Growth and growing pains in China’s markets

As China’s financial markets have become more robust and deeper, the value of its domestic financial assets—including equities, bonds, and loans—has reached $17.4 trillion, trailing only the United States and Japan (Exhibit 1). That’s a more than tenfold increase in a span of two decades, and it doesn’t include Hong Kong’s role in channeling funds to and from China.

Exhibit 1

A surge in lending has boosted China’s financial assets by $3.8 trillion since 2007, but growth has not kept pace with that of GDP.

Unlike many major equity markets, China’s stock market has not rebounded since the financial crisis and global recession. Total market capitalization has fallen by 50 percent since 2007, plunging from $7.2 trillion in 2007 to $3.6 trillion in the second quarter of 2012. Investors sent valuations soaring at the market’s peak, but fears of a slowdown and a more realistic view of company valuations dampened their enthusiasm, underscoring the fact that China’s equity markets, like those of other emerging economies, remain subject to sharp swings.

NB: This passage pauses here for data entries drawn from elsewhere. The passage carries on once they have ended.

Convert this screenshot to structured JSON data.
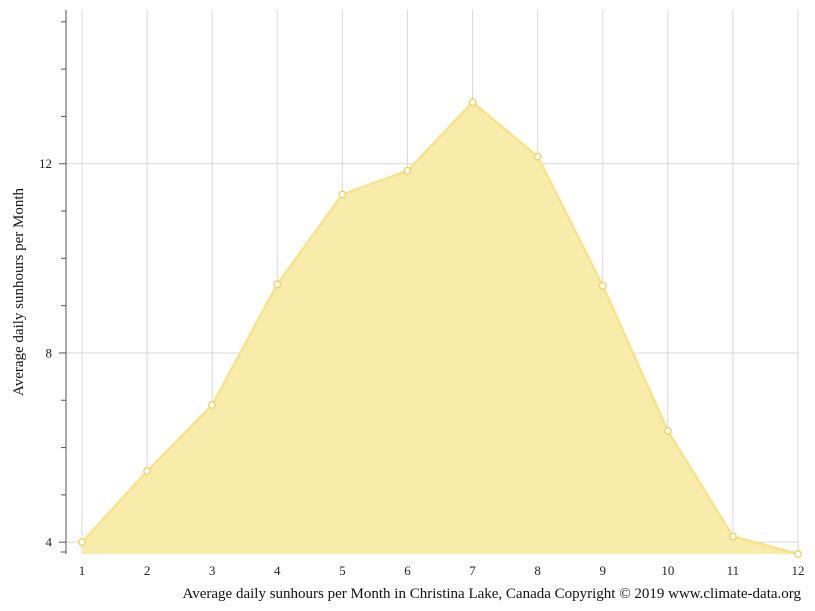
{
  "chart_data": {
    "type": "area",
    "x": [
      1,
      2,
      3,
      4,
      5,
      6,
      7,
      8,
      9,
      10,
      11,
      12
    ],
    "values": [
      4.0,
      5.5,
      6.9,
      9.45,
      11.35,
      11.85,
      13.3,
      12.15,
      9.42,
      6.35,
      4.12,
      3.75
    ],
    "title": "",
    "xlabel": "Average daily sunhours per Month in Christina Lake, Canada Copyright © 2019 www.climate-data.org",
    "ylabel": "Average daily sunhours per Month",
    "xlim": [
      1,
      12
    ],
    "ylim": [
      3.75,
      15.25
    ],
    "y_major_ticks": [
      4,
      8,
      12
    ],
    "y_minor_ticks": [
      5,
      6,
      7,
      9,
      10,
      11,
      13,
      14,
      15
    ],
    "x_ticks": [
      "1",
      "2",
      "3",
      "4",
      "5",
      "6",
      "7",
      "8",
      "9",
      "10",
      "11",
      "12"
    ],
    "grid": true,
    "colors": {
      "fill": "#f9eba5",
      "line": "#f8e28a",
      "marker_stroke": "#efd15a",
      "marker_fill": "#ffffff",
      "grid": "#d9d9d9",
      "axis": "#555555"
    }
  }
}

Cross-border investment surges

China has defied global trends in cross-border capital flows, which collapsed in 2008 and remain 60 percent below their precrisis peak. For China, by contrast, foreign direct investment (FDI), cross-border loans and deposits, and foreign portfolio investments in equities and bonds are up 44 percent over 2007 levels (Exhibit 2). Total foreign investment into China reached $477 billion at the end of 2011, exceeding the 2007 peak of $331 billion.3 Foreign companies, eager to establish a presence in China, account for roughly two-thirds of the inflows.

Exhibit 2

China’s capital flows have been approaching new heights.


Chinese companies are also stepping up their role in global finance. Foreign direct investment by both state-owned and private-sector Chinese companies grew from just $1 billion in 2000 to $101 billion in 2011. At the end of 2011, Chinese companies accounted for $364 billion of global foreign direct investment, with most of it tied to commodities. About half of these investments went to other emerging markets—a share higher than that for companies in advanced economies.

To assume the role of financier to the world, China will have to embrace financial globalization and advance reform more fully, and that won’t happen overnight. There is already movement toward greater openness, though, which makes China’s recent once-in-a-decade leadership transition a telling moment: if the new economic team picks up the pace of reform, the world financial system could have a very different look in just a decade’s time.